Не смертельное это дело — остаться в начале апреля без ожидаемого ночлега, особенно когда вас четверо, а в пятнадцати минутах хода лежит запас еды, достаточный для безбедной жизни минимум на месяц. Потрудись с топором малость, и ночлег, хоть и не шибко удобный, а будет. Вполне сносный ночлег с многочасовым костром-нодьей для обогрева. Но могут быть и моменты, когда потеря вот такой избушки может стать равна потери жизни. А по тайге в последние пятнадцать — двадцать лет бродит-ползает подлая напасть: горят и разрушаются зимовьюшки. С тех пор как в тайгу волной хлынул дикий турист, человек в общем-то незлобивый, но инфантильный до предела, не созревший граждански, тайгу и все в ней имеющееся считающий ничейными. Такой турист стреляет по всему живому, будь то кукша или трудяга дятел, рвет с крыши зимовья дранье для костра, рубит для костра нары, с легкостью «одалживается» харчами в этом ничейном зимовье. Да, главное, не съест, а разворошит из любопытства и бросит. Ничье.
Делает это же черное дело и «двоюродный» брат вот такого туриста, безродный бродяга-бич, для которого не только тайга ничья, но и весь мир ничей, и он сам для себя тоже чужой.

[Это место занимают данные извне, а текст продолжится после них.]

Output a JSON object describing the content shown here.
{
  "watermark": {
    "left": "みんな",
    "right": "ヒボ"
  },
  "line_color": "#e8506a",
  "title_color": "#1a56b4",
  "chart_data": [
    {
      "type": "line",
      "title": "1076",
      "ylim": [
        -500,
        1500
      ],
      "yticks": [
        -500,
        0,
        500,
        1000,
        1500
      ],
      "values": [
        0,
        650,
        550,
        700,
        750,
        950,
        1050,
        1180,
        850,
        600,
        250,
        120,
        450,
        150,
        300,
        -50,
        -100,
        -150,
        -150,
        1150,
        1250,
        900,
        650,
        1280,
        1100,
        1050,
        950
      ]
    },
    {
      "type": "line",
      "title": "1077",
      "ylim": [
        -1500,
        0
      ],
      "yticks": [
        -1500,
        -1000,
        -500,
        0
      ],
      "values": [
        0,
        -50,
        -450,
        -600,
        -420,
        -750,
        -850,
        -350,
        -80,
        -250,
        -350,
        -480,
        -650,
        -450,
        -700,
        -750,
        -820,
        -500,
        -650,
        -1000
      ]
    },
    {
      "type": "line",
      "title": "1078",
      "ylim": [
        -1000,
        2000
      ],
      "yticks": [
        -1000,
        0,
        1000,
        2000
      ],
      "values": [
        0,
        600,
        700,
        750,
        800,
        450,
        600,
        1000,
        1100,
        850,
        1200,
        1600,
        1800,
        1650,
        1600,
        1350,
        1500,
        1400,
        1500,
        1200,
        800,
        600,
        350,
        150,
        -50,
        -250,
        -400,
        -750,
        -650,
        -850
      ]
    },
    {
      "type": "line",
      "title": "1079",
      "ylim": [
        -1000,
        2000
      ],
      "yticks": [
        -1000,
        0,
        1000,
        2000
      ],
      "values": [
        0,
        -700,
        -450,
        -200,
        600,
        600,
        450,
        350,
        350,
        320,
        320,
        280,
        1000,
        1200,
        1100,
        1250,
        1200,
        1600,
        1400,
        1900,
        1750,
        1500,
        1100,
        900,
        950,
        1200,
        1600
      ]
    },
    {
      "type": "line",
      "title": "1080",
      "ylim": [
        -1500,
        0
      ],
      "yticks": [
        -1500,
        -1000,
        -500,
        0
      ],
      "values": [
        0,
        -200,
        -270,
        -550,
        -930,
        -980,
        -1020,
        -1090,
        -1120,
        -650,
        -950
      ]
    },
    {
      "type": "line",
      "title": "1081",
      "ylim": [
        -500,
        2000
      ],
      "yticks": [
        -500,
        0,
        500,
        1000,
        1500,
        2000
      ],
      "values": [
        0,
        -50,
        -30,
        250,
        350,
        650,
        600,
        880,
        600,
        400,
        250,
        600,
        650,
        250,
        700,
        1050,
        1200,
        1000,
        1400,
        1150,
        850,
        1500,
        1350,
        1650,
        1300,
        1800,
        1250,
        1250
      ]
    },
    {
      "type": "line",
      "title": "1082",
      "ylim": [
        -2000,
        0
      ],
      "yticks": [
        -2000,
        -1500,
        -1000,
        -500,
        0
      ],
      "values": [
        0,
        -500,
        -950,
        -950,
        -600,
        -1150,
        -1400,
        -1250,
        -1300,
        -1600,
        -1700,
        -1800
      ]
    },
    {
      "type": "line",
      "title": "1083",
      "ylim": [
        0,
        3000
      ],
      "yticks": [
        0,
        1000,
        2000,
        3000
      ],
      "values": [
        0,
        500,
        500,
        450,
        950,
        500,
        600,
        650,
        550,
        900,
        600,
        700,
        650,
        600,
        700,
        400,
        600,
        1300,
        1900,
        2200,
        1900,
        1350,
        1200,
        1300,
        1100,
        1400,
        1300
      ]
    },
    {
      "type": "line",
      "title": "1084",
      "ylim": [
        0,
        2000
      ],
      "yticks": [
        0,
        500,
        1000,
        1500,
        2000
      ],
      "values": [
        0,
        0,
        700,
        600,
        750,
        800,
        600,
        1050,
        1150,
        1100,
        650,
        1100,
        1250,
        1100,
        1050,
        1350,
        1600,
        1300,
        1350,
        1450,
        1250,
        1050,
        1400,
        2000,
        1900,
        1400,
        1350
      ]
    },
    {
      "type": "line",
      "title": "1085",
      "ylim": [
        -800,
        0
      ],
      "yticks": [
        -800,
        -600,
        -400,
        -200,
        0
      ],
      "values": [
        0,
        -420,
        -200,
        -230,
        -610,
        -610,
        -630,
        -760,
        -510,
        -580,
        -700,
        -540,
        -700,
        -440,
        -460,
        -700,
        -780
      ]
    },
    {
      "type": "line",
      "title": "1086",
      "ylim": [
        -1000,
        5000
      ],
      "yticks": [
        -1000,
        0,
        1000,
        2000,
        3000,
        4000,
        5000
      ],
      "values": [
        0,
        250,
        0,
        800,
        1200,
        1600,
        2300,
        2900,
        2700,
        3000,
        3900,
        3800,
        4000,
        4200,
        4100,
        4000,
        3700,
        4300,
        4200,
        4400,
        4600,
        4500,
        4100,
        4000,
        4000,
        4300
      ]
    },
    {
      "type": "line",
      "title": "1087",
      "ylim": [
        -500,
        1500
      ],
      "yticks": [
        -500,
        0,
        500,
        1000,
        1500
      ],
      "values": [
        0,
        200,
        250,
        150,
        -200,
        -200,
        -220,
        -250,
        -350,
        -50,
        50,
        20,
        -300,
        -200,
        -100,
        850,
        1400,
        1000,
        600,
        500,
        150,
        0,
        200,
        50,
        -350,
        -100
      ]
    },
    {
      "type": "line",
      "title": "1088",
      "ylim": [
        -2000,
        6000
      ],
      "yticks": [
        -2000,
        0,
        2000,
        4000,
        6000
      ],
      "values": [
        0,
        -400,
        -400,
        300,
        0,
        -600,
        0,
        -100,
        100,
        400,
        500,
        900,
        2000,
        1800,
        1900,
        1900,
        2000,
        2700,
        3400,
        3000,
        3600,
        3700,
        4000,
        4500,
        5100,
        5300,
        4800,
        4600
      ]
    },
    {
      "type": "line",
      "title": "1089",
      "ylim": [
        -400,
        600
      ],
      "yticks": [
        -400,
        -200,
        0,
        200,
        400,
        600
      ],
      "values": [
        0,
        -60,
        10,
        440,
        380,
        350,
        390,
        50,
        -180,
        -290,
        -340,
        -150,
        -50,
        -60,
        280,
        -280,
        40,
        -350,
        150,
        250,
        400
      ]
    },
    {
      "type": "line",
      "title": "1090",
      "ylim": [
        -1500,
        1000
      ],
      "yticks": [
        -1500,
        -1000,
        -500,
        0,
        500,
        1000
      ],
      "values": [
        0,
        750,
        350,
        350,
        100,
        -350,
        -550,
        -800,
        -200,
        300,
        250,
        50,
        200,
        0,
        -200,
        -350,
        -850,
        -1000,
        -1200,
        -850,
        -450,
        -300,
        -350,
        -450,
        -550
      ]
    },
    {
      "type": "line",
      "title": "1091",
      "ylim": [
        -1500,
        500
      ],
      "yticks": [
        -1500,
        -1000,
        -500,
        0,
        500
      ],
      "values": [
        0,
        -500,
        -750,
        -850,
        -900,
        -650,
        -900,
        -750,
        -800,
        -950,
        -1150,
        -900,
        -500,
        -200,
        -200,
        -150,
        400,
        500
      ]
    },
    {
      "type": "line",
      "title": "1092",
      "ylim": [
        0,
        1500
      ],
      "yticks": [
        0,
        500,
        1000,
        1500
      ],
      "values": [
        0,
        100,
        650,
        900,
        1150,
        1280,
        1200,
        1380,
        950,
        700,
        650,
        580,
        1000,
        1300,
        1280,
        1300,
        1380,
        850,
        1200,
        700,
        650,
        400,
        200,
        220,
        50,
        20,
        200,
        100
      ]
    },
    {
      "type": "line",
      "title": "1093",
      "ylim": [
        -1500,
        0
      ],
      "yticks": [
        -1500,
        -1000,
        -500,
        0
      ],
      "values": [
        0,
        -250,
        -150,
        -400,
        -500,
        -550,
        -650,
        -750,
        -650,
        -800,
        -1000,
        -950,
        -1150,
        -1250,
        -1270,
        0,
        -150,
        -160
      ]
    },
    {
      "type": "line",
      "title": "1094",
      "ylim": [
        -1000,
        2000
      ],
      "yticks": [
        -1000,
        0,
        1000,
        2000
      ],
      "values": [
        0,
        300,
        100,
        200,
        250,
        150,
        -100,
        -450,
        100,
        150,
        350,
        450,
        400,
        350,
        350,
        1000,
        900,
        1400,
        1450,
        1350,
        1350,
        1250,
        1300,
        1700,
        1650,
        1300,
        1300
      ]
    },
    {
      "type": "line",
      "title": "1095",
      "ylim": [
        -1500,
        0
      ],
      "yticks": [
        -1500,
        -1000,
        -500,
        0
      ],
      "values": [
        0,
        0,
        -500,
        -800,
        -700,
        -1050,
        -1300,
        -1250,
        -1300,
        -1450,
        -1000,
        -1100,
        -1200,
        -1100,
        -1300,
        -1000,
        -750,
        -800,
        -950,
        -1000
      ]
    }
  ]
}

Что бич, что такой турист — два сапога пара. Правда, внешние отличия у них все-таки есть. Первые, крепкие телом, снабженные самым современным туристическим оборудованием, способные одолеть горы и реки, добираются до самых дальних и утайливых охотничьих угодий. Люд этот в основе своей из больших городов, главным образом центральных и западных районов страны, где все еще бытует малахольный сказ о бескрайности, богатстве и ничейности тайги. И идут такие туристы, бескорыстные любители дальних и трудных дорог, романтики с головы до ног, и творят ведомое и неведомое зло: рубят вдоль тропы березы и рябины на таганки и шесты, рушат и жгут зимовья, громыхают огнем из дальнобойных ружей, валят на окровавленный мох малый таежный «народ».